Dice Probability Calculator

Dice notation

2d6

Minimum 2
Maximum 12
Mean 7.00
Total combinations 36

Most likely total

7 = 16.67%

Article

Dice Probability Calculator | Visualize NdM Roll Distributions

Type in how many dice you roll and how many sides each has, and see the odds for every possible total on a bar chart. From classic 2d6 to 3d8 or 4d20, the full NdM distribution appears at a glance.

💡 About this tool

If you play tabletop RPGs or design board games, you constantly ask "how likely is this roll, really?" Knowing that 7 comes up most often on 2d6 is one thing — knowing it lands exactly 16.67% of the time, and seeing how the curve flattens or sharpens as you add dice, is what actually informs balance decisions. Counting combinations by hand gets hopeless fast: the number of outcomes grows as sides raised to the power of dice.

This calculator takes a dice count (1–20) and side count (2–100), then instantly reports the minimum, maximum, mean and total number of combinations, and draws a bar chart of every sum's probability. For 2d6 it works through all 36 combinations and highlights 7 at 16.67% as the tallest bar. Add more dice and watch the distribution pull toward the center into a familiar bell shape.

🧐 Frequently asked questions

What is the most likely total on 2d6? Seven. It can be made six ways — (1,6), (2,5), (3,4), (4,3), (5,2), (6,1) — out of 36 total combinations, which is 6/36 = 16.67%. The extremes 2 and 12 each occur just once, at 2.78%.

How does the shape change as I add dice? A single die is flat — every face is equally likely. Two dice form a triangle, and by about four dice the shape is already close to a bell curve. By the central limit theorem, the more dice you sum, the more the distribution resembles a normal curve.

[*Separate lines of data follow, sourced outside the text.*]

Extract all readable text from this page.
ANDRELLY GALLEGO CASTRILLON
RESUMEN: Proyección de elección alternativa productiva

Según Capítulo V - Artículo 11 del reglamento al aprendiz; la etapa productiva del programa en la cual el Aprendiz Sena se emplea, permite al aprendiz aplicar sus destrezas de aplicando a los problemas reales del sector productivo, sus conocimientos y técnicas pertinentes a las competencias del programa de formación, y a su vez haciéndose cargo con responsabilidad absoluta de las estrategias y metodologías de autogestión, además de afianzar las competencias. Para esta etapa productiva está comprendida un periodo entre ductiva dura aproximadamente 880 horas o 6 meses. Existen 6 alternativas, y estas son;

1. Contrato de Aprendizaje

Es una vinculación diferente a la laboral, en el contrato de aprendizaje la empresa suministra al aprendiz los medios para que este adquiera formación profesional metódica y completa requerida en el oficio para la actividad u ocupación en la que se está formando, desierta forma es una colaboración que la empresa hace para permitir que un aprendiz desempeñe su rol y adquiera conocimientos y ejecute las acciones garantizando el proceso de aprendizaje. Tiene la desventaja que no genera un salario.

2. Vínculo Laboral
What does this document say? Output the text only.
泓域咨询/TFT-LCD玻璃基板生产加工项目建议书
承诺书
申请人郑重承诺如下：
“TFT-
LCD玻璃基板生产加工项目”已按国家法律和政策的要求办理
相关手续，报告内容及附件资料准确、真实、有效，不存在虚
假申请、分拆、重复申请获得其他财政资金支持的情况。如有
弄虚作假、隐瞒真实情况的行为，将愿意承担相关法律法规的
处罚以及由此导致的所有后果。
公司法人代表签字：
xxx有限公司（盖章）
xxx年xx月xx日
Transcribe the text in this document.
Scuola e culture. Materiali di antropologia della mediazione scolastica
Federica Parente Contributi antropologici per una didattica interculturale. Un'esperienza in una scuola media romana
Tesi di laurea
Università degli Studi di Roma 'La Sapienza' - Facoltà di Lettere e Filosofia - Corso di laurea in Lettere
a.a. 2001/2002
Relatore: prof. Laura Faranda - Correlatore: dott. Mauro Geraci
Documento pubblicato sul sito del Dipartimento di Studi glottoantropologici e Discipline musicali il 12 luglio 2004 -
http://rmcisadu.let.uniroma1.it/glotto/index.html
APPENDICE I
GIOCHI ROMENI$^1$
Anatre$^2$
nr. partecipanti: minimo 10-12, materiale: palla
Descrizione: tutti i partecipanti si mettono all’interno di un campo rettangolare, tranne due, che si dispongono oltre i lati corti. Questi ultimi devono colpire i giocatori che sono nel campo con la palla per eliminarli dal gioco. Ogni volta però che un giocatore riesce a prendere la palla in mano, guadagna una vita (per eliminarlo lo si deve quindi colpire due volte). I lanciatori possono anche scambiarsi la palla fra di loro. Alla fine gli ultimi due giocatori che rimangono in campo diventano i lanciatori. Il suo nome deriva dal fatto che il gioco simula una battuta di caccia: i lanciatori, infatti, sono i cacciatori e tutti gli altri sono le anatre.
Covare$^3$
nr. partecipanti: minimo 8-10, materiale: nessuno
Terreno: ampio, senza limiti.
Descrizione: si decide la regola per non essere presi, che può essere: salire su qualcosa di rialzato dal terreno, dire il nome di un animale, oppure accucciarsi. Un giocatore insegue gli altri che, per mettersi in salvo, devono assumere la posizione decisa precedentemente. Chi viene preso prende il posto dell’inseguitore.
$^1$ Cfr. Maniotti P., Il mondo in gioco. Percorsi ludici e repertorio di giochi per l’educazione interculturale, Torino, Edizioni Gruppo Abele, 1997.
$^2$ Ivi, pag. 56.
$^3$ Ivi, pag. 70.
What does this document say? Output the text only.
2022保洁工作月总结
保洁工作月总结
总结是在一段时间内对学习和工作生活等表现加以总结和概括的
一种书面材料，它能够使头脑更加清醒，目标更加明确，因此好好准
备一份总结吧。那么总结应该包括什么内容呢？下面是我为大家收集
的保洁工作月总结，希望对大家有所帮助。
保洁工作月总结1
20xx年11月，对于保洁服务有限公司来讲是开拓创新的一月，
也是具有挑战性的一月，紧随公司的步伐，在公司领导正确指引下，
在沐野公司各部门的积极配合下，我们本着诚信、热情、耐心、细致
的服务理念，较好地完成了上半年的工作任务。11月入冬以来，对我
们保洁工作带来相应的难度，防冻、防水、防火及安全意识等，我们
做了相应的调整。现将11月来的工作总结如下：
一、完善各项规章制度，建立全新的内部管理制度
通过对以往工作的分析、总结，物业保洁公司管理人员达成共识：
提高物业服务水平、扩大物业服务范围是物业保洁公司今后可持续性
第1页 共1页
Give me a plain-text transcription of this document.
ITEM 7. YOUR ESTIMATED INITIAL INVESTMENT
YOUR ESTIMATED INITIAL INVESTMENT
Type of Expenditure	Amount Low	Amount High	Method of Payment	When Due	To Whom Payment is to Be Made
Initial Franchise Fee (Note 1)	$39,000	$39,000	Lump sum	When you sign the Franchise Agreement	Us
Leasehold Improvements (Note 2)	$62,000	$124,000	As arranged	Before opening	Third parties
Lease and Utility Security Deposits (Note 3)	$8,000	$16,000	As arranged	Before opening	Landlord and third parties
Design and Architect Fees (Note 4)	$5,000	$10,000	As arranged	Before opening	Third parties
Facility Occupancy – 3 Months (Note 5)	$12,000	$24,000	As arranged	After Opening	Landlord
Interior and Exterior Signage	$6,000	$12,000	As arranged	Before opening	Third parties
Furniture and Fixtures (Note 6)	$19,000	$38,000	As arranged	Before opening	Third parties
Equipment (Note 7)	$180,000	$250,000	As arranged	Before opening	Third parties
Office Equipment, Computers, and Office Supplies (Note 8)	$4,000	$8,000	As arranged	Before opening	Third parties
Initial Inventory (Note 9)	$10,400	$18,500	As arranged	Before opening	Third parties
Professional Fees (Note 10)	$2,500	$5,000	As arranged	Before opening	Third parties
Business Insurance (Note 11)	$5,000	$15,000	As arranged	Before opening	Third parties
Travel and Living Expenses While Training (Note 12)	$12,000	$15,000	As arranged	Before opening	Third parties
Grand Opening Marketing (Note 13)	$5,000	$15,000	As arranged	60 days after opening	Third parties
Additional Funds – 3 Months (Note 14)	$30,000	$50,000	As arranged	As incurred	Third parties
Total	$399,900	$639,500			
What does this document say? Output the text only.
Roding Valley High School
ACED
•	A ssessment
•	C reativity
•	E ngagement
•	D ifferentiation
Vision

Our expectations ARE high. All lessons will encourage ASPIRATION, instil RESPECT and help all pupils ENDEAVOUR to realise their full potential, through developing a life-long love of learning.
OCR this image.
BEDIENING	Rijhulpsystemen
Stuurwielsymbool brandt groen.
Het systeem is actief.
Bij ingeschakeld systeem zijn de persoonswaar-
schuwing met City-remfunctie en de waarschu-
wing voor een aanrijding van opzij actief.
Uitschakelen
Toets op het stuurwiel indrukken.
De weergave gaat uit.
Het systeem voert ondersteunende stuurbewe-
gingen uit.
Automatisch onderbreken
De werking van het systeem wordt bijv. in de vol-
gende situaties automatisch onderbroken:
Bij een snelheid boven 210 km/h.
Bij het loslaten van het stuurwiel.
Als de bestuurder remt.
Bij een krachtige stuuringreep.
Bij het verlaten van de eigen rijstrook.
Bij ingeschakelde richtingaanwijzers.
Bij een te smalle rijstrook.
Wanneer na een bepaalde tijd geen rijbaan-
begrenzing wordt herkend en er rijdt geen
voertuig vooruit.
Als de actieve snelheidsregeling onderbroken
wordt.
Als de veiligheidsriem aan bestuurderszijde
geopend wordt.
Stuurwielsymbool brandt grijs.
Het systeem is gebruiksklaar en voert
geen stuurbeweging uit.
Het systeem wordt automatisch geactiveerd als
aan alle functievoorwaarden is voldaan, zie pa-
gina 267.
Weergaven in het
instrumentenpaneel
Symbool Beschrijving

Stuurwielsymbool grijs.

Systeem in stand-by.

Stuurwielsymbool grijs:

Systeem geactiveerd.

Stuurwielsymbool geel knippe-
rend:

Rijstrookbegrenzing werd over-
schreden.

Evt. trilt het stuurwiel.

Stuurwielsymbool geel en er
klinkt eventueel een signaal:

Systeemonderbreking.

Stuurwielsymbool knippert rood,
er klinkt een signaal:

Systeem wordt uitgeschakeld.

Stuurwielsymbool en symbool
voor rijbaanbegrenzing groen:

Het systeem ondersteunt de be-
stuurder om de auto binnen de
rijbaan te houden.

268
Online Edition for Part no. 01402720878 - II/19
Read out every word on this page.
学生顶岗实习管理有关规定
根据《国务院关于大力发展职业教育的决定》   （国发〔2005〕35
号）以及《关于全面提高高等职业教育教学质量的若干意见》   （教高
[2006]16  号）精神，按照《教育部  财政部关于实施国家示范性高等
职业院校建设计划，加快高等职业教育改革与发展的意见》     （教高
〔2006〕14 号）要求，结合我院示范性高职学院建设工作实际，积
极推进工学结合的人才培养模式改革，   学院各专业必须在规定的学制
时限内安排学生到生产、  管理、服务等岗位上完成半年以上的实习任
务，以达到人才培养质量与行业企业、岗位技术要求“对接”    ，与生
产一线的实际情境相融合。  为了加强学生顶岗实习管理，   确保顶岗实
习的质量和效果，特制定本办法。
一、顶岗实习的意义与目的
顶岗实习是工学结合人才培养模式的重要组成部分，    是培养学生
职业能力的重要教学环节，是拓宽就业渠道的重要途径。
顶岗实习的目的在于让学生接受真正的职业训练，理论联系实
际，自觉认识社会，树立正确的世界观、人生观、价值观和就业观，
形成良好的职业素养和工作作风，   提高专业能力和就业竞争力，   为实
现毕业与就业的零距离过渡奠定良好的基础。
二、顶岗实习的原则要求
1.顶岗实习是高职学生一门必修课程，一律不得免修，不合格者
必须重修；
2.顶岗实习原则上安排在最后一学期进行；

How is the average calculated? A single M-sided die averages (M+1)/2. For N dice the mean is N × (M+1)/2. So 3d6 averages 3 × 3.5 = 10.5.

Does it handle d20 or large dice? Yes — set sides to 20, or anything from 2 to 100, with 1 to 20 dice. Inputs that would produce an extremely large number of combinations are capped to keep the chart responsive.

📚 Reading the bell curve in dice notation

The "d" in 2d6 stands for dice, and the NdM format — count, then sides — is the shared shorthand across RPG systems worldwide. Modifiers like 2d6+3 simply shift the whole distribution up; the shape stays the same, which is why this tool charts the raw sum first. Designers favor multiple dice over a single one precisely because the bell shape clusters results near the average and makes wild extremes rare, giving more predictable, "swingy-but-fair" outcomes than a flat single-die roll.